Conscient de cette dynamique, le secrétaire d’État du PS et étoile montante Thomas Dermine a lancé un appel indirect à ce bloc croissant d’investisseurs flamands. Novice au sein de l’élite du parti, qui a rejoint les socialistes après avoir travaillé chez McKinsey et étudié à Harvard, son objectif est de parvenir à une forme de réconciliation régionale. Selon lui, les régions belges doivent apprendre à travailler ensemble dans un climat économique changeant, ce qui, en pratique, signifie libérer davantage de ressources wallonnes pour les entreprises flamandes. « L’économie flamande est confrontée à un manque d’espace et de personnel », affirme-t-il, et « la Wallonie dispose d’une grande réserve de main-d’œuvre et de terres en friche par douzaines ». Au lieu que les Wallons fassent la navette vers la Flandre-Occidentale, Dermine souhaite que les PME du Nord se dirigent vers le Sud et y établissent des entreprises. Par extension, le PS serait en mesure de maintenir son hégémonie régionale tout en tenant compte des demandes des nationalistes flamands en faveur d’une régionalisation plus poussée.

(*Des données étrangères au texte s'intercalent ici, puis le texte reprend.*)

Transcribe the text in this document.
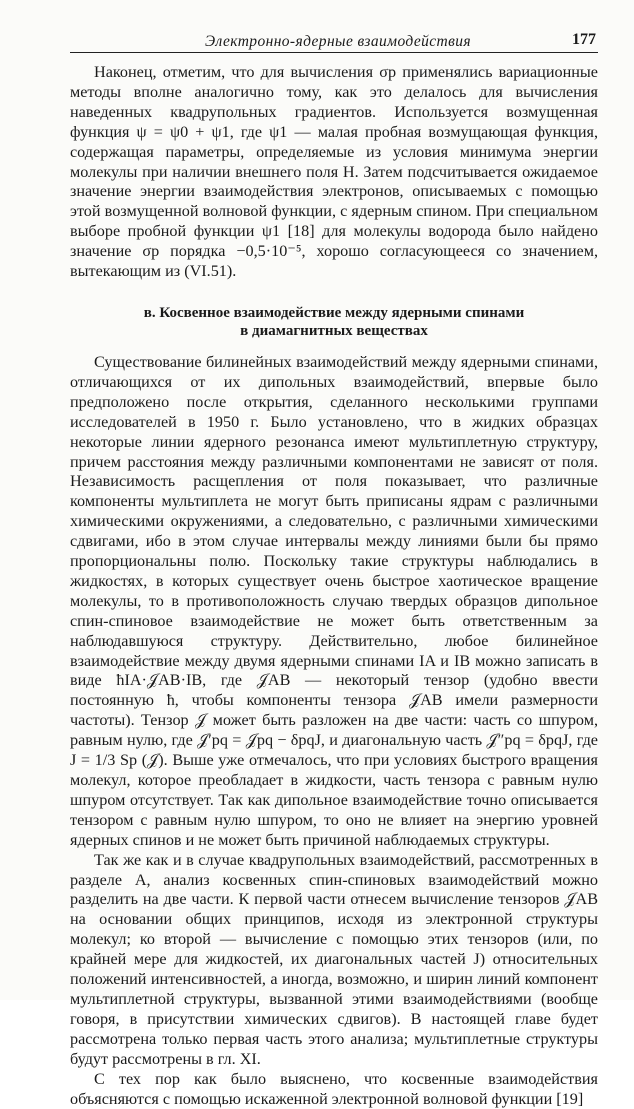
Электронно-ядерные взаимодействия	177

Наконец, отметим, что для вычисления σp применялись вариационные методы вполне аналогично тому, как это делалось для вычисления наведенных квадрупольных градиентов. Используется возмущенная функция ψ = ψ0 + ψ1, где ψ1 — малая пробная возмущающая функция, содержащая параметры, определяемые из условия минимума энергии молекулы при наличии внешнего поля H. Затем подсчитывается ожидаемое значение энергии взаимодействия электронов, описываемых с помощью этой возмущенной волновой функции, с ядерным спином. При специальном выборе пробной функции ψ1 [18] для молекулы водорода было найдено значение σp порядка −0,5·10⁻⁵, хорошо согласующееся со значением, вытекающим из (VI.51).

в. Косвенное взаимодействие между ядерными спинами
в диамагнитных веществах

Существование билинейных взаимодействий между ядерными спинами, отличающихся от их дипольных взаимодействий, впервые было предположено после открытия, сделанного несколькими группами исследователей в 1950 г. Было установлено, что в жидких образцах некоторые линии ядерного резонанса имеют мультиплетную структуру, причем расстояния между различными компонентами не зависят от поля. Независимость расщепления от поля показывает, что различные компоненты мультиплета не могут быть приписаны ядрам с различными химическими окружениями, а следовательно, с различными химическими сдвигами, ибо в этом случае интервалы между линиями были бы прямо пропорциональны полю. Поскольку такие структуры наблюдались в жидкостях, в которых существует очень быстрое хаотическое вращение молекулы, то в противоположность случаю твердых образцов дипольное спин-спиновое взаимодействие не может быть ответственным за наблюдавшуюся структуру. Действительно, любое билинейное взаимодействие между двумя ядерными спинами IA и IB можно записать в виде ħIA·𝒥AB·IB, где 𝒥AB — некоторый тензор (удобно ввести постоянную ħ, чтобы компоненты тензора 𝒥AB имели размерности частоты). Тензор 𝒥 может быть разложен на две части: часть со шпуром, равным нулю, где 𝒥′pq = 𝒥pq − δpqJ, и диагональную часть 𝒥″pq = δpqJ, где J = 1/3 Sp (𝒥). Выше уже отмечалось, что при условиях быстрого вращения молекул, которое преобладает в жидкости, часть тензора с равным нулю шпуром отсутствует. Так как дипольное взаимодействие точно описывается тензором с равным нулю шпуром, то оно не влияет на энергию уровней ядерных спинов и не может быть причиной наблюдаемых структуры.

Так же как и в случае квадрупольных взаимодействий, рассмотренных в разделе А, анализ косвенных спин-спиновых взаимодействий можно разделить на две части. К первой части отнесем вычисление тензоров 𝒥AB на основании общих принципов, исходя из электронной структуры молекул; ко второй — вычисление с помощью этих тензоров (или, по крайней мере для жидкостей, их диагональных частей J) относительных положений интенсивностей, а иногда, возможно, и ширин линий компонент мультиплетной структуры, вызванной этими взаимодействиями (вообще говоря, в присутствии химических сдвигов). В настоящей главе будет рассмотрена только первая часть этого анализа; мультиплетные структуры будут рассмотрены в гл. XI.

С тех пор как было выяснено, что косвенные взаимодействия объясняются с помощью искаженной электронной волновой функции [19]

Il semble que ce soit l’alternative brutale à une « coalition du pouvoir d’achat » rouge-rouge-verte. La Belgique est confrontée à la déconstruction radicale de son système de sécurité sociale avec l’assentiment des socialistes wallons, parallèlement à un lent processus d’orbanisation de la Flandre. Il n’est pas encore certain que cela puisse être évité. Mais cela nécessitera probablement un degré d’intelligence politique que le premier roi de Belgique n’a pas su déceler chez ses sujets.